Congratulations to AFPDs Dan Kaplan and Jeff Williams of the FPD of Arizona (Phoenix).

Hurd v. Terhune, No. 08-55162 (8-23-10) (Beezer with Pregerson and Thompson). All the world is a stage, but Miranda does not mean you have to act out a particular role. Here, the petitioner was charged with first degree murder of his wife. There was an ongoing divorce and the issue was whether the shot was accidental (showing her how to use the gun in case of an intruder) or premeditated murder. The first trial resulted in a hung jury. The second trial resulted in a LWOP sentence. At trial, the state court allowed the prosecutor to argue that petitioner's refusal to re-enact the shooting of his wife during police questioning was affirmative evidence of guilt. The 9th held that this was unreasonable application of Miranda and Doyle v. Ohio, 426 US 610 (1976). A petitioner can invoke Miranda on a question by question basis, and in response to a request to act something out. The petition was granted.

U.S. v. Ali, No. 07-10529 (8-25-10) (N. Smith with Rymer and McKeown).

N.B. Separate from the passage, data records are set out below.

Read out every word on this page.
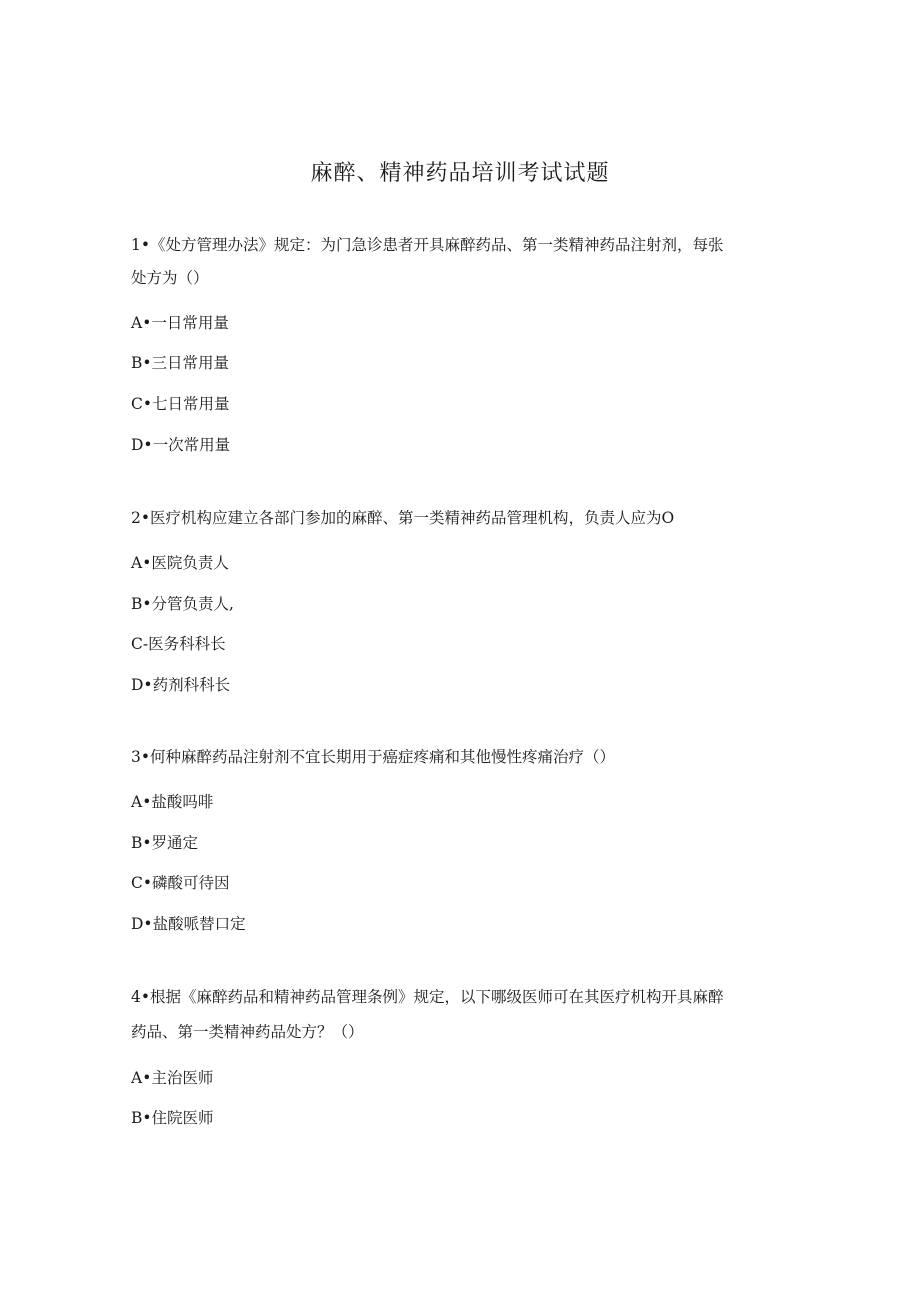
麻醉、精神药品培训考试试题

1•《处方管理办法》规定：为门急诊患者开具麻醉药品、第一类精神药品注射剂，每张

处方为（）

A•一日常用量

B•三日常用量

C•七日常用量

D•一次常用量

2•医疗机构应建立各部门参加的麻醉、第一类精神药品管理机构，负责人应为O

A•医院负责人

B•分管负责人,

C-医务科科长

D•药剂科科长

3•何种麻醉药品注射剂不宜长期用于癌症疼痛和其他慢性疼痛治疗（）

A•盐酸吗啡

B•罗通定

C•磷酸可待因

D•盐酸哌替口定

4•根据《麻醉药品和精神药品管理条例》规定，以下哪级医师可在其医疗机构开具麻醉

药品、第一类精神药品处方？（）

A•主治医师

B•住院医师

Buy low and sell high is fine. Indeed, our economy depends upon it. But, some companies sell low to special retailers who are then supposed to sell at a discount to specified users. Specifically, Microsoft sells its software to authorized educational retailers who sell it to educators and education institutions. If, however, a buyer says he is an education retailer and he is not; or he buys as an education retailer but sells to non-education users, then the buyer is committing fraud. What is more, it can be wire and mail fraud. And, if profits are used to buy stuff outside of the scheme, it can be money laundering. All of this happened here, where the defendants masqueraded as authorized educational retailers, but sold to non-authorized users to the tune of $20 million. The government prosecuted for wire and mail fraud, and the charge was upheld. The terms of the sale were protected, and the expectation of profit if the software had been properly sold was within the statute's purview. The 9th also uphold all the money laundering counts but one against a sufficiency of evidence challenge. The reversal of the one money laundering count came because the government did not clearly show that profits were not plowed back into the scheme, so that there was merger. The profits had to go outside the scheme for laundering.